Belli Haklardan Yoksun Bırakılma

Belli haklardan yoksun bırakılma, kasten suç işlemiş bir kimsenin, mahkûm olduğu cezanın infazını tamamlayana kadar kanunda öngörülen hakları kullanamamasıdır. Hak yoksunlukları ancak kasten işlenen suçlardan gündeme gelebilir. Kişinin kasten işlediği suç sebebiyle hakkında verilen hapis cezasının sonucu olarak;

  • Sürekli, süreli veya geçici bir kamu görevinin üstlenilmesinden; bu kapsamda, Türkiye Büyük Millet Meclisi üyeliğinden veya Devlet, il, belediye, köy veya bunların denetim ve gözetimi altında bulunan kurum ve kuruluşlarca verilen, atamaya veya seçime tabi bütün memuriyet ve hizmetlerde istihdam edilmekten,
  • Seçme ve seçilme ehliyetinden
  • Velayet hakkından; vesayet veya kayyımlığa ait bir hizmette bulunmaktan,
  • Vakıf, dernek, sendika, şirket, kooperatif ve siyasi parti tüzel kişiliklerinin yöneticisi veya denetçisi olmaktan,
  • Bir kamu kurumunun veya kamu kurumu niteliğindeki meslek kuruluşunun iznine tabi bir meslek veya sanatı, kendi sorumluluğu altında serbest meslek erbabı veya tacir olarak icra etmekten, yoksun bırakılır(TCK m. 53).
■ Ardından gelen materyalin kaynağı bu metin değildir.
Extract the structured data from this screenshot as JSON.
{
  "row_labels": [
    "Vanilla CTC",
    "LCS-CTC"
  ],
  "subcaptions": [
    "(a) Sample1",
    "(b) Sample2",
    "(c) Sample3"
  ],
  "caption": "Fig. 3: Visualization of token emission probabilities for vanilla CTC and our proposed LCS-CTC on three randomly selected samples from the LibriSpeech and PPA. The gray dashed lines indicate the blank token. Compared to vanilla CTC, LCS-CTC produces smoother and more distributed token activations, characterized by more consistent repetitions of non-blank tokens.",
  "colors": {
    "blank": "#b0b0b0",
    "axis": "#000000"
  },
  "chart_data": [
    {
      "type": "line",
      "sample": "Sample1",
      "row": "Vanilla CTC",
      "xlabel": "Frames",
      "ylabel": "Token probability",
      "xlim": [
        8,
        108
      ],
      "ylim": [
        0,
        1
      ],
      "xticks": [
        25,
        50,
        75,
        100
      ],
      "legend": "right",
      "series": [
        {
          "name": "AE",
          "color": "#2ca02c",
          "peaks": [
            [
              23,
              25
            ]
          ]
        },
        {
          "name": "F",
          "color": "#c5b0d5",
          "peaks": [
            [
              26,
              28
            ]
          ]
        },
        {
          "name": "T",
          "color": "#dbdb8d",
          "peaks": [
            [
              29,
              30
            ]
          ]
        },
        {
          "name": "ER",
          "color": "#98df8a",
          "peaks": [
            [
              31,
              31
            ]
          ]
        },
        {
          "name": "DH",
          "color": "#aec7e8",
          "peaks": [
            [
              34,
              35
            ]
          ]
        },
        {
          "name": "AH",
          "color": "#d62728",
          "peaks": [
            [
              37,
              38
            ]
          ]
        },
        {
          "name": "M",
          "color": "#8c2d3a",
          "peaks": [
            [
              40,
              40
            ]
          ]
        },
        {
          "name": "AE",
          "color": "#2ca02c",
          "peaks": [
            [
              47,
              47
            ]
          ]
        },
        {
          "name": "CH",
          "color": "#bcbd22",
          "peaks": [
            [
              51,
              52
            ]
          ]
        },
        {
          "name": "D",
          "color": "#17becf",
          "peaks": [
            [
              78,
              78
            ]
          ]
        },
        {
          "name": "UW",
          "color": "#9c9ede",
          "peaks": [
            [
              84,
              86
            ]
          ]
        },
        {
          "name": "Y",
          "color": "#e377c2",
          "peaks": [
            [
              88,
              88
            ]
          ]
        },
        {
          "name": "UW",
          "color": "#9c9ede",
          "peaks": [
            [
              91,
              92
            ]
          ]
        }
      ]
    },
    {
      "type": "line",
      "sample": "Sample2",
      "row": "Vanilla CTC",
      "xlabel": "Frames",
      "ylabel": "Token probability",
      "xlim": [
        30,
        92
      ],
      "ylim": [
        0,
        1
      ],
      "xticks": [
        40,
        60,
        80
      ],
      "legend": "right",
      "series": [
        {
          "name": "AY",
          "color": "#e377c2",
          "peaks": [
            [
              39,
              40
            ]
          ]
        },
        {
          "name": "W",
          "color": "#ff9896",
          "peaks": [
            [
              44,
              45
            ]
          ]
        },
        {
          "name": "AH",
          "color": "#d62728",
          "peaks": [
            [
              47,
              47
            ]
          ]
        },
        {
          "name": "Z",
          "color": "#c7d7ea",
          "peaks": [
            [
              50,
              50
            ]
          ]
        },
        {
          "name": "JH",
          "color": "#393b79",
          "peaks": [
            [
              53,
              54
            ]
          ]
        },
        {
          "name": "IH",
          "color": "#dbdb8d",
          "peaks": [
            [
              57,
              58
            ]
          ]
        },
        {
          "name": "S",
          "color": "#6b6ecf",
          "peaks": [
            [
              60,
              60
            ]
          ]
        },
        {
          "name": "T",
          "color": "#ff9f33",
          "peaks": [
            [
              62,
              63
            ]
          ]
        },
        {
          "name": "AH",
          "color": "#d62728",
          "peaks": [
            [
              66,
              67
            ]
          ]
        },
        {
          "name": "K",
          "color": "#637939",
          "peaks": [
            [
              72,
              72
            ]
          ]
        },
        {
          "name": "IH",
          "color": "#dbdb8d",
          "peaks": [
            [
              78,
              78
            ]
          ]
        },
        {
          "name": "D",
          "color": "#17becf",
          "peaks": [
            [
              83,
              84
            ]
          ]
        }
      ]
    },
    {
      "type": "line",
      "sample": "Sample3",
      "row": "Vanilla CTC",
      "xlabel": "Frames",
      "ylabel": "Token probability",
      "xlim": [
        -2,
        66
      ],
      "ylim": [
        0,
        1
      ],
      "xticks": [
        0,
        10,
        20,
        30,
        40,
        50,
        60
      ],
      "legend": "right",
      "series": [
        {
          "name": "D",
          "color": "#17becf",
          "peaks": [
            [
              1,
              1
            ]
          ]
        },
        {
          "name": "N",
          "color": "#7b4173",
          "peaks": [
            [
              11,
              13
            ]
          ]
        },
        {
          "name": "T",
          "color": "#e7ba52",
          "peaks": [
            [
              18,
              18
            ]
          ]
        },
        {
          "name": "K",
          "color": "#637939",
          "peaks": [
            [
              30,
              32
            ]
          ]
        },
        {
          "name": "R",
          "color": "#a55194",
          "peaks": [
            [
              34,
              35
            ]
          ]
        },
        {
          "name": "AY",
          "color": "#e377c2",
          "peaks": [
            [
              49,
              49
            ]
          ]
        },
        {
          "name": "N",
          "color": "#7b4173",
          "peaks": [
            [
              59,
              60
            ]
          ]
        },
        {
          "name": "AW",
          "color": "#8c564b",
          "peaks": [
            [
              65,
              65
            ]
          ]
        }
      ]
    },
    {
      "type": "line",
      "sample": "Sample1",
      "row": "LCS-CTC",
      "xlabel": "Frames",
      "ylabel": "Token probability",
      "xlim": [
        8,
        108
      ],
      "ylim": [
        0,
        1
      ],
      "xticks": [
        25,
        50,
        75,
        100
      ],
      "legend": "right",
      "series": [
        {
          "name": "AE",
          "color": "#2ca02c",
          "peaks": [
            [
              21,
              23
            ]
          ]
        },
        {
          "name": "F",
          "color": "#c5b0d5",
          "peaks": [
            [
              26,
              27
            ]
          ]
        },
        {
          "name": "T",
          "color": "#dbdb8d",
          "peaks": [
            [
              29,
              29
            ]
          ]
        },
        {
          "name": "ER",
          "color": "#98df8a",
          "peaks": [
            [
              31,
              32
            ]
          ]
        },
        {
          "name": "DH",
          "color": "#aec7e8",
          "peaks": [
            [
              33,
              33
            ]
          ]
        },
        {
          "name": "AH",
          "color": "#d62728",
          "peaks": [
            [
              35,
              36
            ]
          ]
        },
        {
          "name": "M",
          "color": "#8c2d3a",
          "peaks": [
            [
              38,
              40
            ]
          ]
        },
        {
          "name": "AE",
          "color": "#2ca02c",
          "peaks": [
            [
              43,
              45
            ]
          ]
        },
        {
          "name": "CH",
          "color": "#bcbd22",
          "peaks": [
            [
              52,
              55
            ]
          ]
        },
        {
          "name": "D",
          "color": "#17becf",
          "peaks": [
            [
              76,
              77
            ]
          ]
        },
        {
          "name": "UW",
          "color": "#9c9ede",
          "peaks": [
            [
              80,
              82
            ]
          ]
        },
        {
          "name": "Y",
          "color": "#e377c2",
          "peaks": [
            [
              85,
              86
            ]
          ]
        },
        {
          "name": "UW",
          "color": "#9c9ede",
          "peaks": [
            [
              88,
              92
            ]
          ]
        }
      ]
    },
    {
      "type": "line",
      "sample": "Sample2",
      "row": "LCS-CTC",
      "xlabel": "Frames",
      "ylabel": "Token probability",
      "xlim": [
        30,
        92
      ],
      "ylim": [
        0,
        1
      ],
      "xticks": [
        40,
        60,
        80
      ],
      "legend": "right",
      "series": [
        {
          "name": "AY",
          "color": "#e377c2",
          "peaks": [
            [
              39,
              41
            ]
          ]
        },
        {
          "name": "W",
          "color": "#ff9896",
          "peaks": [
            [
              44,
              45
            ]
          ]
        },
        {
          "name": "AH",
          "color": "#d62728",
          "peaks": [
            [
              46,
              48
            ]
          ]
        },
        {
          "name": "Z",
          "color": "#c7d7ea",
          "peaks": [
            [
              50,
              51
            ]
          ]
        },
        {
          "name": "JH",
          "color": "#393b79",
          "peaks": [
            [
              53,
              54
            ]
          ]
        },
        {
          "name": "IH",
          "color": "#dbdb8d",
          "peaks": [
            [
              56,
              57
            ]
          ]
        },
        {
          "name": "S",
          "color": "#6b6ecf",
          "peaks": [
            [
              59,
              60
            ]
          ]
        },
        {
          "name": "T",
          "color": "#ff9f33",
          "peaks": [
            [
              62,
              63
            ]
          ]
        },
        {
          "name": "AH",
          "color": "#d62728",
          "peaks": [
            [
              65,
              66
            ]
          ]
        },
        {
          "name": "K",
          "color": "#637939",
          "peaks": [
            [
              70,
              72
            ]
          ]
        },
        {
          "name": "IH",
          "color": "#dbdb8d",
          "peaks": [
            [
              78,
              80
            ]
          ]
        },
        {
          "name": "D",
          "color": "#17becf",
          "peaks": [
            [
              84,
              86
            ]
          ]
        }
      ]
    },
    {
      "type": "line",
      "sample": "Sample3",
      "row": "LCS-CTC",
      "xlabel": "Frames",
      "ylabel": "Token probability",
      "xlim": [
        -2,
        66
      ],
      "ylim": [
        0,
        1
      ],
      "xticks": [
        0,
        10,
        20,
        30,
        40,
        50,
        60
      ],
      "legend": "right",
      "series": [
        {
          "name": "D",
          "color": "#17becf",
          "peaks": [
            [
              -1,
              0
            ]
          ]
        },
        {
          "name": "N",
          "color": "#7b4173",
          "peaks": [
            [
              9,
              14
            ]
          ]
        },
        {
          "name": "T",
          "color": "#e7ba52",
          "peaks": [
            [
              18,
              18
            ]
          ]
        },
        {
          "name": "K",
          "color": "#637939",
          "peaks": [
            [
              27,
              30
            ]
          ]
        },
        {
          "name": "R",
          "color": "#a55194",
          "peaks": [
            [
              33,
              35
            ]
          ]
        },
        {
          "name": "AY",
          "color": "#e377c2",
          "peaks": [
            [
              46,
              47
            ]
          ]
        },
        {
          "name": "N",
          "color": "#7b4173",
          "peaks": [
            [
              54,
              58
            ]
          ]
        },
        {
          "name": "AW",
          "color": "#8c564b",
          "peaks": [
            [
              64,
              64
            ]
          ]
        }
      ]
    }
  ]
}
Kişi mahkûm olduğu hapis cezasının infazını tamamlayıncaya kadar bu haklarını kullanamaz(TCK m. 53/3). Ancak cezası ertelenen, denetimli serbestlik ile cezası infaz edilen ya da koşullu salıverilenler kendi alt soyu üzerinde velayet, vesayet veya kayyımlık yetkilerini kullanabilirler.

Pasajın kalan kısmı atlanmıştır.